Gammon (Hong Kong) Ltd v Attorney-General of Hong Kong  AC 1
Strict Liability – Building Regulations – Public Safety
The contractor, project manager and site agent for building works in Hong Kong were charged with substantially deviating from approved plans which was likely to cause risk of injury to any person or damage to any property contrary sections 40(2A)(b) and 40(2B)(b) of the Hong Kong Buildings Ordinance (revised ed. 1981) (the Ordinance). The defendants were acquitted by the magistrate on the ground that it was necessary for the offence that there was knowledge that the deviation was material, which had not been proved. On Appeal, the Court of Appeal of Hong Kong held that mens rea was not required for the offences. The case was remitted to the magistrate.

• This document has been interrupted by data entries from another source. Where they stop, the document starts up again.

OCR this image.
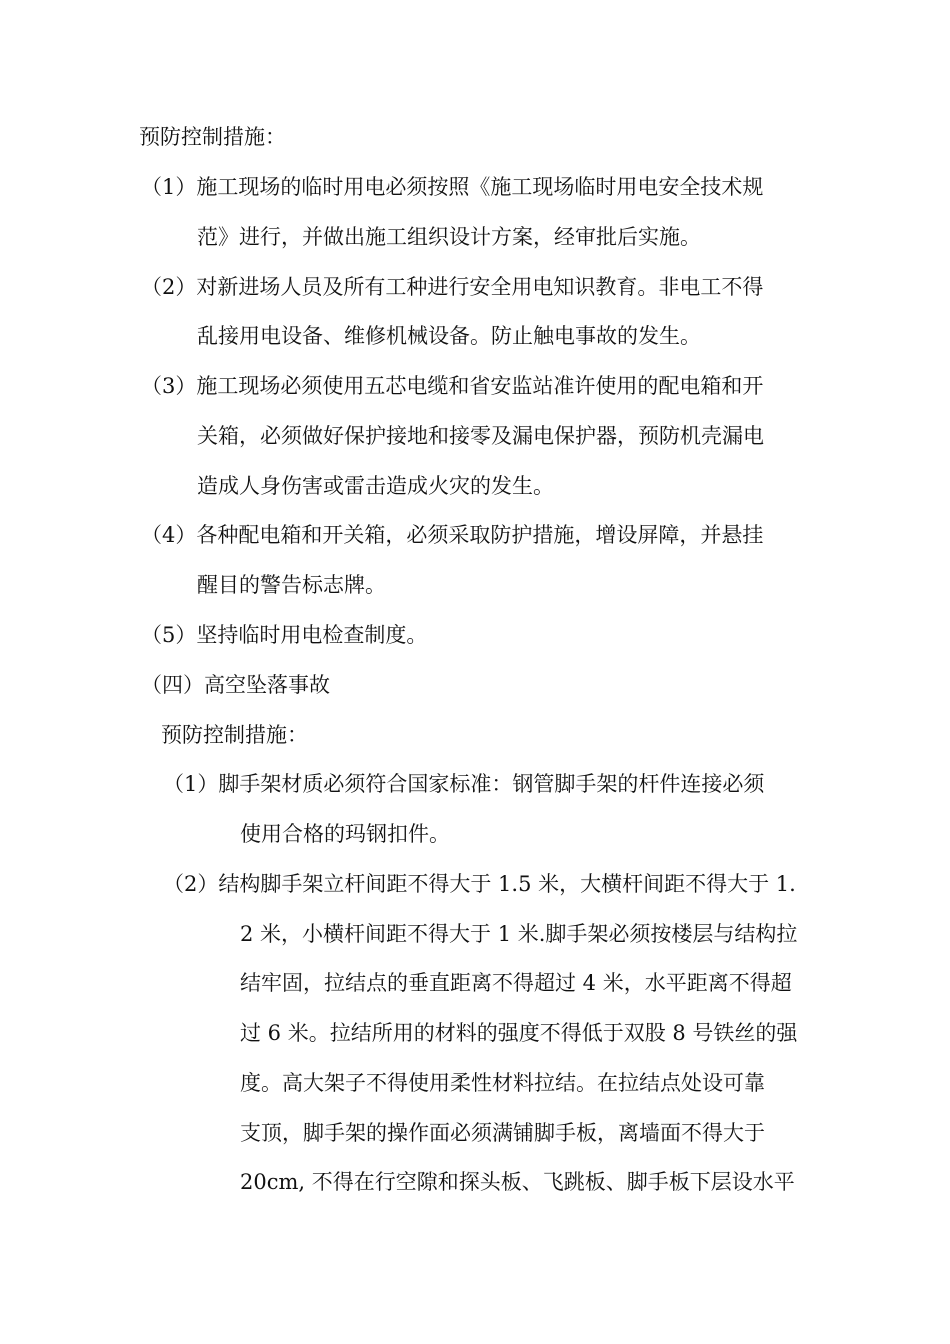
预防控制措施：

（1）施工现场的临时用电必须按照《施工现场临时用电安全技术规

范》进行，并做出施工组织设计方案，经审批后实施。

（2）对新进场人员及所有工种进行安全用电知识教育。非电工不得

乱接用电设备、维修机械设备。防止触电事故的发生。

（3）施工现场必须使用五芯电缆和省安监站准许使用的配电箱和开

关箱，必须做好保护接地和接零及漏电保护器，预防机壳漏电

造成人身伤害或雷击造成火灾的发生。

（4）各种配电箱和开关箱，必须采取防护措施，增设屏障，并悬挂

醒目的警告标志牌。

（5）坚持临时用电检查制度。

（四）高空坠落事故

预防控制措施：

（1）脚手架材质必须符合国家标准：钢管脚手架的杆件连接必须

使用合格的玛钢扣件。

（2）结构脚手架立杆间距不得大于 1.5 米，大横杆间距不得大于 1.

2 米，小横杆间距不得大于 1 米.脚手架必须按楼层与结构拉

结牢固，拉结点的垂直距离不得超过 4 米，水平距离不得超

过 6 米。拉结所用的材料的强度不得低于双股 8 号铁丝的强

度。高大架子不得使用柔性材料拉结。在拉结点处设可靠

支顶，脚手架的操作面必须满铺脚手板，离墙面不得大于

20cm, 不得在行空隙和探头板、飞跳板、脚手板下层设水平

The court looked to the case of Sweet v. Parsley  A.C. 132, which held that mens rea was an essential ingredient of every offence unless it is held not necessary for some established reason. The issue in question was when the presumption of mens rea could be displaced, and whether it was so displaced under the Ordinance, creating strict liability for the offences in question.
The presumption of law that mens rea is required for any criminal offence can only be displaced if (1) it is clear by the words of the statute creating the offence, or if the statute is concerned with an issue of social concern, such as public safety, and (2) the imposition of strict liability for the offence
“would be effective to promote the objects of the statute by encouraging greater vigilance to prevent the commission of the prohibited act.”
The effectiveness of the Ordinance in protecting public safety would be weakened if the mens rea of knowledge of the materiality of the deviations was required. The offences in question therefore created strict liability and the convictions were upheld.